Vault joins as non-voter in a Raft cluster

We are using the version 1.14 (also tried 1.13 and 1.12) docker image with docker compose to set up a raft Vault cluster. I should mention that we are hosting our two Vaults on two seperate hosts behind a treafik reverse proxy. Our config.hcl looks like that:

listener "tcp" {
    address = "0.0.0.0:8200"
    cluster_addr = "127.0.0.1:8201"

    tls_disable = 1
}

storage "raft" {
    path = "/vault/data"
    node_id = "node1" # node2 for vault 2
    
    retry_join {
        leader_api_addr = "https://hashi-vault-1.domain.tld"
    }

    retry_join {
        leader_api_addr = "https://hashi-vault-2.domain.tld"
    }

}

disable_mlock = true
api_addr = "https://hashi-vault-1.domain.tld:443" # vault-2 for second vault
cluster_addr = "https://hashi-vault-1.domain.tld/cluster:443" # vault-2 for second vault
ui = true

And our docker-compose.yml is the following:

version: '3.7'

networks:
  "{{ traefik_network }}":
    name: "{{ traefik_network }}"
    external: true

services:
  vault:
    container_name: "vault_1" # vault_2 for second vault
    restart: unless-stopped
    image: "hashicorp/vault:1.14"
    volumes:
      - "{{ vault_project_dir }}/config:/vault/config"
      - "{{ vault_project_dir }}/data:/vault/data:z"
    command: "server"
    expose:
      - 8200
      - 8201
    cap_add:
      - IPC_LOCK
    labels:
      - traefik.enable=true

      # Port 8200
      - traefik.http.routers.vault_api.rule=Host(`hashi-vault-1.domain.tld`)
      - traefik.http.routers.vault_api.entrypoints={{ traefik_entrypoint }}
      - traefik.http.routers.vault_api.tls=true
      - traefik.http.routers.vault_api.service=vault_api

      - traefik.http.services.vault_api.loadbalancer.server.port=8200

      # Port 8201
      - traefik.http.routers.vault_cluster.rule=Host(`hashi-vault-1.domain.tld`) && Path(`/cluster`)
      - traefik.http.routers.vault_cluster.entrypoints={{ traefik_entrypoint }}
      - traefik.http.routers.vault_cluster.tls=true
      - traefik.http.routers.vault_cluster.service=vault_cluster

      - traefik.http.services.vault_cluster.loadbalancer.server.port=8201

    networks:
      - "{{ traefik_network }}"

We start both vaults with exactly this configuration on both hosts, which the exception of the vault instance number (1 or 2).

What works:

  • the vaults start and are reachable over the defined addresses
  • we can initialize the first vault via UI (by using shamir)
  • we reach the second vault via UI and after unsealing it is shown in the UI of the first vault (which is the leader)

What does not work:

  • after unsealing the second vault the UI of this vault is stuck in the unsealing step
  • the second vault is also only shown as a non-voter in the UI of the first vault
  • when we kill the first vault, we cant access any vault as no vault becomes the leader

Error messages from the logs (Vault 1):

  • storage.raft: failed to appendEntries to: peer="{Nonvoter node1 hashi-vault-1.domain.tld}" error="dial tcp: address hashi-vault-1.domain.tld: missing port in address"
  • storage.raft: failed to heartbeat to: peer=hashi-vault-1.domain.tld backoff time=1.28s error="dial tcp: address hashi-vault-1.domain.tld: missing port in address"

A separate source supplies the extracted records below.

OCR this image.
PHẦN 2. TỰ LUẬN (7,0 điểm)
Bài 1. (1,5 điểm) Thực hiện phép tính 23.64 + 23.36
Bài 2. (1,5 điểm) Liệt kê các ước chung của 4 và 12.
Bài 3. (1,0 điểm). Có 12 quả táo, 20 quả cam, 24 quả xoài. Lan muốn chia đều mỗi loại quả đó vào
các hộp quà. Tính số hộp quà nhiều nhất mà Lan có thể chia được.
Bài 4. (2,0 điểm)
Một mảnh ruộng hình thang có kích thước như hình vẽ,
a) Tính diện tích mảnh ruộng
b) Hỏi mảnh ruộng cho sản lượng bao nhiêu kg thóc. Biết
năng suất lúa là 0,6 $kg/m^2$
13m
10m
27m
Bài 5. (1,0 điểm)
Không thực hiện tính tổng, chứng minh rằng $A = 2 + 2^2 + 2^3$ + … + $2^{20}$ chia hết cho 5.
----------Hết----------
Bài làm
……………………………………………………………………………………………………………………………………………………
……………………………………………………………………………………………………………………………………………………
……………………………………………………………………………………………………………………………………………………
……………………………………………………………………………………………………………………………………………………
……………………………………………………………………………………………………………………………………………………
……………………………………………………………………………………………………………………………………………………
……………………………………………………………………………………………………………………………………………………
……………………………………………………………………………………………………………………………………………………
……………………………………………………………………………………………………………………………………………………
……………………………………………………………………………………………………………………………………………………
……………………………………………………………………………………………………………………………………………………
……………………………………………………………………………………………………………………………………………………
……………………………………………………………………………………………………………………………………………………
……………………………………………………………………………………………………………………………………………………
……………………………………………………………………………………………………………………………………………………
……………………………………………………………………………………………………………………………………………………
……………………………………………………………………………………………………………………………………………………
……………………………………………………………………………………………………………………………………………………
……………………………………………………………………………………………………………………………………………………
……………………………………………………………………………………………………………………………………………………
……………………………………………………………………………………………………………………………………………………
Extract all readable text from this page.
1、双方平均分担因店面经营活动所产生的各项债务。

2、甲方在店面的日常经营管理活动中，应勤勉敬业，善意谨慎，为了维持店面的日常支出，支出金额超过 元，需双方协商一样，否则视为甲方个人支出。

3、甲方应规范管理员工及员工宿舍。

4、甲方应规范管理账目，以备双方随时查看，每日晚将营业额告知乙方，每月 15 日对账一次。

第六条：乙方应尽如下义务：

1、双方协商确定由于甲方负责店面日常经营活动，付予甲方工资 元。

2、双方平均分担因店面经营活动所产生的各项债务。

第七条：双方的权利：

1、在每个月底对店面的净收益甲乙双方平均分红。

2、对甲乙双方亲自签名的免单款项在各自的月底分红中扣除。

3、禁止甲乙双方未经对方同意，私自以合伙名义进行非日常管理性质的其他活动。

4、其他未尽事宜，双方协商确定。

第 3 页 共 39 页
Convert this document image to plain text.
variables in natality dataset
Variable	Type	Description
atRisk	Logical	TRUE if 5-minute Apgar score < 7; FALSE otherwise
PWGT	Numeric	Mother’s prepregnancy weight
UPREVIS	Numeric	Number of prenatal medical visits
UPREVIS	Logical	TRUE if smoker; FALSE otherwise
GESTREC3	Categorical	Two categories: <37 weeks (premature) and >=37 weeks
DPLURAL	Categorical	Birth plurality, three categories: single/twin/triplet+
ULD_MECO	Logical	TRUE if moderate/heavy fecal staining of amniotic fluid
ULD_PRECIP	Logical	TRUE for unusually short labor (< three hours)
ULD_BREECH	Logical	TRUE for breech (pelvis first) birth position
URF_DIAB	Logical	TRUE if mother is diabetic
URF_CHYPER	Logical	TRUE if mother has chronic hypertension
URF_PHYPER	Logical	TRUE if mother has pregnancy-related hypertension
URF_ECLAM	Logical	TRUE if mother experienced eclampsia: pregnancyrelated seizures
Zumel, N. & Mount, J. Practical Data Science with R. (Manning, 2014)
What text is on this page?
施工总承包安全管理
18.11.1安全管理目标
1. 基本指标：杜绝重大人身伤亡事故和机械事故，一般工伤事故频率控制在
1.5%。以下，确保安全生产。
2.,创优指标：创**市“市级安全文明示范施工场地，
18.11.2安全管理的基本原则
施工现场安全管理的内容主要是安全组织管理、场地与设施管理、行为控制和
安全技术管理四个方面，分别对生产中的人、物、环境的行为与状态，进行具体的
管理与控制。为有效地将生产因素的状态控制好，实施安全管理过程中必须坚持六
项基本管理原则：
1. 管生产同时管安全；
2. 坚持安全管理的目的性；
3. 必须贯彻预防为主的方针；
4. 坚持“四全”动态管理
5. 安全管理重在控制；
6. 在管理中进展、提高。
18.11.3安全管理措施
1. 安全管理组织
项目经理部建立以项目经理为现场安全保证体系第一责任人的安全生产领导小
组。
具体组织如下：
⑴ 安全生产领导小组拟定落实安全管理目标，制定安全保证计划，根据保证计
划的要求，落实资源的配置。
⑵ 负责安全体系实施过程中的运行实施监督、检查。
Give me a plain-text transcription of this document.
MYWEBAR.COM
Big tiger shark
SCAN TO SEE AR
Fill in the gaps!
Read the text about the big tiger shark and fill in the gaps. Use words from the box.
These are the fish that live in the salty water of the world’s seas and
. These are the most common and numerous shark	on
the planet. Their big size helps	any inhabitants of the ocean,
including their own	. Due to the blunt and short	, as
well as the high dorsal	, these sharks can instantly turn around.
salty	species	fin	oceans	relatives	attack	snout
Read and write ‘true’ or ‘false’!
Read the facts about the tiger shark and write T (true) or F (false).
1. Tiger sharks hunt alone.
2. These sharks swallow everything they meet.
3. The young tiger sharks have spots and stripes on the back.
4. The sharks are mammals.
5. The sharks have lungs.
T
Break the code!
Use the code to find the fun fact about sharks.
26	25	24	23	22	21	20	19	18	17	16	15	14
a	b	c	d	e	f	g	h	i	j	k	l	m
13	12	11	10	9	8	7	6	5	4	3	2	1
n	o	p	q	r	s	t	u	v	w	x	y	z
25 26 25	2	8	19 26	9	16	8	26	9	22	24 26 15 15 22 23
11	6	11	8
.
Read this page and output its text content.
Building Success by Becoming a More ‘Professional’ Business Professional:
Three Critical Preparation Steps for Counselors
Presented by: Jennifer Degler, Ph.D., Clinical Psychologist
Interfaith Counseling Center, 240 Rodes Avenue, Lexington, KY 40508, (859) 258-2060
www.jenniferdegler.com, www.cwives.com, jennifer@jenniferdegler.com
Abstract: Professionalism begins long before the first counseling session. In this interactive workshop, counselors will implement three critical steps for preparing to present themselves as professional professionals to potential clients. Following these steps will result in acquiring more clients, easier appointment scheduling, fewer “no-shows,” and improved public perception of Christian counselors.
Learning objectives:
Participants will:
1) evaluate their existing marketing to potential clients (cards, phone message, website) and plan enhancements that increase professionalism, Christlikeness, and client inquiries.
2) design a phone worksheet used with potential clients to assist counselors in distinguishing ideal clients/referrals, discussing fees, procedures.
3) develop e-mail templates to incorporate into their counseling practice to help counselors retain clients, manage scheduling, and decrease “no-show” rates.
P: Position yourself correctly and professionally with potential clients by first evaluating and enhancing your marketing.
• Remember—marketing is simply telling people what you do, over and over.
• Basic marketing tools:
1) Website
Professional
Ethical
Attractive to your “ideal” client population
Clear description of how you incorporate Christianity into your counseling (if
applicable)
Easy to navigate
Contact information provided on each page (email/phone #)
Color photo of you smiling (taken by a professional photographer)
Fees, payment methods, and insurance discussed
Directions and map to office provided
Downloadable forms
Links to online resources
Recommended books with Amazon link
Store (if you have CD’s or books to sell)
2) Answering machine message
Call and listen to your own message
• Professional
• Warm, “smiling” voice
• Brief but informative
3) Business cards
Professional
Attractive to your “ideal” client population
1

Error messages from the logs (Vault 2):

  • core: failed to retry join raft cluster: retry=2s err="waiting for unseal keys to be supplied"
  • core: failed to retry join raft cluster: retry=2s err="failed to send answer to raft leader node: error bootstrapping cluster: cluster already has state"
  • core: failed to get raft challenge: leader_addr=https://hashi-vault-1.domain.tld error="error during raft bootstrap init call: context deadline exceeded"

Vault 2 also has this info which could be interesting:

  • [INFO] core: security barrier not initialized

Any help is appreciated! Please don’t hesitate to ask for further information (logs, system configuration, etc.).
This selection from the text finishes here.